According to Jesus, service is the pathway to greatness in the Year of Exploration.
JOHN SHIRK – In the Year of Exploration, today’s Reason To Believe is the details of Isaiah 53.
Hundreds of years before Jesus was born in Bethlehem, the prophet Isaiah wrote specific details that would be fulfilled in Jesus’ life.
Verse 3 points out that He would be despised and rejected by men, a man of sorrows and familiar with suffering.
Verse 5 says He was pierced for our transgressions and crushed for our iniquities.
Verse 9 says that He was assigned a grave with the wicked and with the rich in His death.
Verse 11 says “after the suffering of his soul, he will see the light of life and be satisfied.”
Verse 11 also says “By his knowledge, my righteous servant will justify many.”
In Isaiah 53, we see references to Jesus rejection, His crucifixion, resurrection, and His qualification to release us from the guilt of our sins.
The details of Isaiah 53 concerning Jesus are reasons to believe in God’s good news.
JOHN SHIRK – Today’s Q and A Segment explores the question, “What are the qualities of a nation blessed by God?”
The theme of this year’s National Day of Prayer is “Wake Up America”, emphasizing our need corporately and personally to return to God in reverence for His Holy Name.
There are Scriptures that give us insight into how a nation can return to God and receive His blessing.

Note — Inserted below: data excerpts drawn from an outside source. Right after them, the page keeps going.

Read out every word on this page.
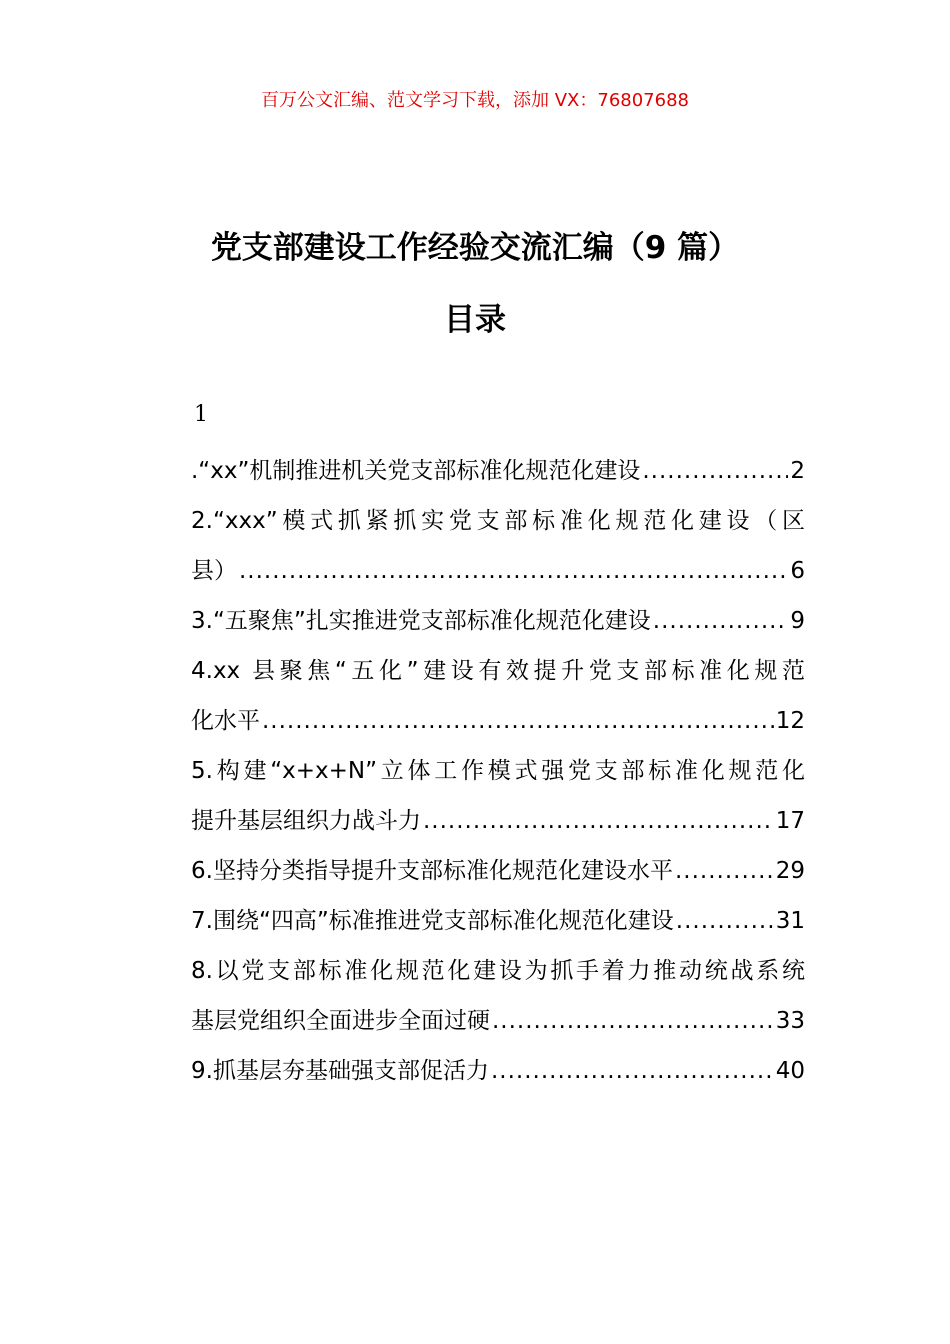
百万公文汇编、范文学习下载，添加 VX：76807688
党支部建设工作经验交流汇编（9 篇）
目录
1
.“xx”机制推进机关党支部标准化规范化建设 .....	2
2.“xxx”模式抓紧抓实党支部标准化规范化建设（区
县） .....	6
3.“五聚焦”扎实推进党支部标准化规范化建设 .....	9
4.xx 县聚焦“五化”建设有效提升党支部标准化规范
化水平 .....	12
5.构建“x+x+N”立体工作模式强党支部标准化规范化
提升基层组织力战斗力 .....	17
6.坚持分类指导提升支部标准化规范化建设水平 .....	29
7.围绕“四高”标准推进党支部标准化规范化建设 .....	31
8.以党支部标准化规范化建设为抓手着力推动统战系统
基层党组织全面进步全面过硬 .....	33
9.抓基层夯基础强支部促活力 .....	40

The most notable is Second Chronicles 7:14, where the LORD says, “If my people, who are called by my name, will humble themselves and pray and seek my face and turn from their wicked ways, then will I hear from heaven and will forgive their sin and heal their land.”
In the 1830’s a French historian traveled to America to discover what made America great. He wrote down this observation: “Not until I went into the churches of America and heard her pulpits flame with righteousness did I understand the secret of her genius and power. America is great because America is good, and if America ever ceases to be good, America will cease to be great.”
The wisdom of Proverbs 14:34 is still relevant today. “Righteousness exalts a nation, but sin is a disgrace to any people.” These are some Biblical principles to remember as we pray for our nation’s leaders and communities in the Year of Exploration.